Project D
Fireworks around new-born stars: key to pre-biotic chemistry
Marta De Simone, Łukasz Tychoniec & Alice Somigliana
Outflows from new-born stars contain complex chemical species, which allow us to constrain the physical conditions of the gas surrounding the young stars. In this project, you will use ALMA observations of one such protostar to investigate the chemical and dynamical history of the system.
As young stars are born from the clouds of dust and gas, they release a lot of the material in spectacular protostellar outflows. Those outflows have usually quite peculiar chemical composition as the launched material shocks against the surrounding envelope releasing into the gas-phase molecular species that were retained in the icy interstellar grains. One example of incredibly rich molecular outflow is S68N – a Class 0 protostar, less 100 000 years old. In the released gas we can find complex species such as methanol (CH3OH), formaldehyde (H2CO), and methyl cyanide (CH3CN). While methanol and formaldehyde are likely formed on the grain surface and released into the gas-phase after the shock passage, the formation of methyl cyanide is still poorly understood.
On the one hand, using the spectral properties of these species, it will be possible to derive the physical condition of the gas. On the other end, comparing the spatial distribution of the three species, the formation pathway of CH3CN can be constrained. All these information will be crucial to assess the chemical and dynamical history of the system.

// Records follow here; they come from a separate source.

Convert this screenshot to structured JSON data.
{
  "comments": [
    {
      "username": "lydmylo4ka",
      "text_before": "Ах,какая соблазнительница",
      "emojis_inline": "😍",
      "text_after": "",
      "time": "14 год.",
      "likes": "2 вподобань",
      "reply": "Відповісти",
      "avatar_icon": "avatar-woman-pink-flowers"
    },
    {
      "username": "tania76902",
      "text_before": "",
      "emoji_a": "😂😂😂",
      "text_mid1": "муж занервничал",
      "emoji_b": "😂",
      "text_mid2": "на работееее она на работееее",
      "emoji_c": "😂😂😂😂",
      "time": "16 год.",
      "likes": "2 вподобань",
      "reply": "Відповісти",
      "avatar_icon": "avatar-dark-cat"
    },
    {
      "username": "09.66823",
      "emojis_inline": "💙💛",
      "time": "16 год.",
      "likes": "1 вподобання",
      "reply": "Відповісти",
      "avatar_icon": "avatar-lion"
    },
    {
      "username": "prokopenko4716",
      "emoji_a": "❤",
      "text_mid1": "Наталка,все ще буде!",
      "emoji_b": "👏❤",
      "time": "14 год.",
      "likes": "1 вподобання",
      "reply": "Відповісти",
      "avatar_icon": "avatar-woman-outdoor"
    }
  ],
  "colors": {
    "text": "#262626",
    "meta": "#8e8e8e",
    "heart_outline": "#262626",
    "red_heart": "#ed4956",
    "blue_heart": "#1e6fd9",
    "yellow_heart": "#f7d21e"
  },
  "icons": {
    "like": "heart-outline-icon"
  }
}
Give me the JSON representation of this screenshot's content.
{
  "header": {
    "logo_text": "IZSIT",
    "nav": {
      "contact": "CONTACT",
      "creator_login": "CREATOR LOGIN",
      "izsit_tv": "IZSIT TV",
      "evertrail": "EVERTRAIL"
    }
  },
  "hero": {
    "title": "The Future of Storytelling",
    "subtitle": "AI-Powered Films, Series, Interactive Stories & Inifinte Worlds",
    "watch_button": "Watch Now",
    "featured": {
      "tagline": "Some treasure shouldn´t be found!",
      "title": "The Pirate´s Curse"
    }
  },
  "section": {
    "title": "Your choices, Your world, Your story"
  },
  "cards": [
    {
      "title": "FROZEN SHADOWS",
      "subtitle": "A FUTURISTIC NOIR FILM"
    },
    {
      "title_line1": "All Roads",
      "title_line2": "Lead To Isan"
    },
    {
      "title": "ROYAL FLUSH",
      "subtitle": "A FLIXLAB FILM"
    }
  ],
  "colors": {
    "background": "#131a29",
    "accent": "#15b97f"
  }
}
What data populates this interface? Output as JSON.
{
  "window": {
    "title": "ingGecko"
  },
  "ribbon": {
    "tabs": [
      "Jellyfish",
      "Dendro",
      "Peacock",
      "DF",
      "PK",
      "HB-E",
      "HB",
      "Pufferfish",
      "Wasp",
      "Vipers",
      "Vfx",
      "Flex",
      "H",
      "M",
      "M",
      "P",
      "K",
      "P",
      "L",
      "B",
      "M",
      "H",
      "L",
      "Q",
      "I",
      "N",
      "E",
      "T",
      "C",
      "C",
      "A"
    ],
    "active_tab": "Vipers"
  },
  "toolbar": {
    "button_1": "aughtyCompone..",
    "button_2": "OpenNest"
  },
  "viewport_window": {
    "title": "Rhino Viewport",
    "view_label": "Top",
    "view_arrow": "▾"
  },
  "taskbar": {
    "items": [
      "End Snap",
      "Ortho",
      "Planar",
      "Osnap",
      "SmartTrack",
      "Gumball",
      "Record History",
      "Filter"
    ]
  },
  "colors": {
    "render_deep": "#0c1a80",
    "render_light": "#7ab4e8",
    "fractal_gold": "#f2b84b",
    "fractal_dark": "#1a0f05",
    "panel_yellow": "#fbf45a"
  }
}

In this project, the student will use observations from the Atacama Large Millimeter/submillimeter Array (ALMA) that cover several molecular transitions in the outflow of S68N at high spatial resolution. The student will gain expertise in standard tools of observational astrochemistry: the data will be visualized using the CASA and CARTA packages so to get familiar with most common radio interferometry tools, and the spectra will be analysed using the fitting procedures in the CASSIS/XCLASS software to derive chemical abundances. With custom-made Python scripts the student will then create images out of the ALMA data and extract quantitative information about the system.